Contractors, administration officials voice concerns about contracting bills

Legislators told reform measures could have unintended consequences.

Representatives of federal contractors and a Bush administration official raised concerns Wednesday over what they characterized as potential unintended consequences of pending contracting reform legislation.

Several witnesses at a hearing of the House Oversight and Government Reform Subcommittee on Government Management, Organization and Procurement said that while the goal of increased transparency in the procurement process is laudable, some of the bills currently before the subcommittee could have adverse effects on contracting efforts.

For example, witnesses said, the Government Contractor Accountability Act (H.R. 3928), sponsored by Rep. Christopher Murphy, D-Conn., doesn't take into account differences in the practices of publicly traded companies and private firms.

The bill would require a contractor to disclose the names and salaries of its most highly compensated officers if more than 80 percent of the company's annual revenue comes from federal contracts and it holds contracts worth more than $5 million in any fiscal year. Currently, while the compensation of heads of publicly held companies is widely available, private companies are not obligated to fully disclose that information.

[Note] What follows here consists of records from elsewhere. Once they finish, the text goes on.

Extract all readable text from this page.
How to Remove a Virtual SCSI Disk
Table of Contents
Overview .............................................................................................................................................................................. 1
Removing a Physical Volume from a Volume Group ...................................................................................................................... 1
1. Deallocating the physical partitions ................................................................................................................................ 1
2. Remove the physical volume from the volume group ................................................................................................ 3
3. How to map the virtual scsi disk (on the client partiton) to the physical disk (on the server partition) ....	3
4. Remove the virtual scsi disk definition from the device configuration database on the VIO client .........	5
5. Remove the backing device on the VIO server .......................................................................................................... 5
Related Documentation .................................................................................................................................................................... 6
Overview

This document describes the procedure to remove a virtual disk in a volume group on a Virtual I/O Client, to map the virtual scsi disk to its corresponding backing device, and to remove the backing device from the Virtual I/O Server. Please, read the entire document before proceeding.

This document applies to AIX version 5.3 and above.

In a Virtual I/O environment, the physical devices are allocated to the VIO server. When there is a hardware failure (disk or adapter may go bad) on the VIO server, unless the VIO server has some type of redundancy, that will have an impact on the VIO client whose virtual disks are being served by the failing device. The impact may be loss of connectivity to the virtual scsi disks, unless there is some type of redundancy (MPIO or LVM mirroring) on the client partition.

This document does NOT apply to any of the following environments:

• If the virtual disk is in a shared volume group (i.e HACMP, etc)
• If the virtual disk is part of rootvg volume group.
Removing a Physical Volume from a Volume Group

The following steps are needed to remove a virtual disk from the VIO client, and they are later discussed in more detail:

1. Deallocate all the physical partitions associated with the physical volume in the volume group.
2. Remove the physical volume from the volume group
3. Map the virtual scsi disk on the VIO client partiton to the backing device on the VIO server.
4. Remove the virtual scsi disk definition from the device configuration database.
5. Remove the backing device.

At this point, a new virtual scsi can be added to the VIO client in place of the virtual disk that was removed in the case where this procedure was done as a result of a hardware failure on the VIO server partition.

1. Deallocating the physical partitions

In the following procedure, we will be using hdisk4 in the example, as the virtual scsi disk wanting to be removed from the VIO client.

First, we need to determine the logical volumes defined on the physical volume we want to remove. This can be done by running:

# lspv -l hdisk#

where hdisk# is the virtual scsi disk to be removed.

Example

Paul A. Denett, administrator of the Office of Federal Procurement Policy at the Office of Management and Budget, said federal contracting officers already have access to compensation information under existing regulations and making the information available to the public could have a "chilling effect" on companies' participation in competing for federal contracts -- especially small businesses.

"There are a lot of small businesses that would be disturbed about jumping into the government space if this legislation was enacted," Denett said. "The presidents of those private companies don't want their employees to know what they're making." He said members of Congress should consider only making the bill's provisions applicable to companies with more than $25 million in contracts in a given fiscal year. That, Denett said, "would get at some of the much larger [companies] that in conjecture are causing you the most consternation."

Murphy said he would consider such a change, because he wanted to target the legislation at large private firms that operate much like public companies.

Alan Chvotkin, senior vice president and counsel for the Professional Services Council, said the industry association is opposed to Murphy's bill because "a privately held company should not be punished for organizing itself in a manner that best suits its needs."

The hearing also addressed the Contractors and Federal Spending Accountability Act (H.R. 3033), co-sponsored by New York Democrats Carolyn Maloney and committee chairman Edolphus Towns. That measure would mandate the creation of a governmentwide database of information on contractor performance and misconduct. Supporters of Maloney's legislation say existing compilations of information on contractor performance are incomplete or inconsistent. The new structure would standardize performance metrics and methods agencies use to submit information, she has said.

Scott Amey, general counsel of the Project on Government Oversight, told the subcommittee that his organization has strongly supported Maloney's legislation for years. Denett conceded that having a centralized database might be more efficient, but said the information agencies would be required to collect under the bill may be overly expansive.

Chvotkin and Rep. Tom Davis, R-Va., spoke out against Maloney's bill, saying it requires reports on allegations of misconduct or legal violations, and not just fully adjudicated findings.

"What we're talking about here really is the institutionalization of gossip, and that gives me great concern," Davis said. "Putting down mere allegations or charges and trying to make this a part of what a contracting officer or procurement official looks at, I think, makes this an open season that does not help the contracting process at all."

Maloney said it was not the intent of her legislation to include allegations and that she would work with Davis to clarify any misunderstanding about what should go into the database.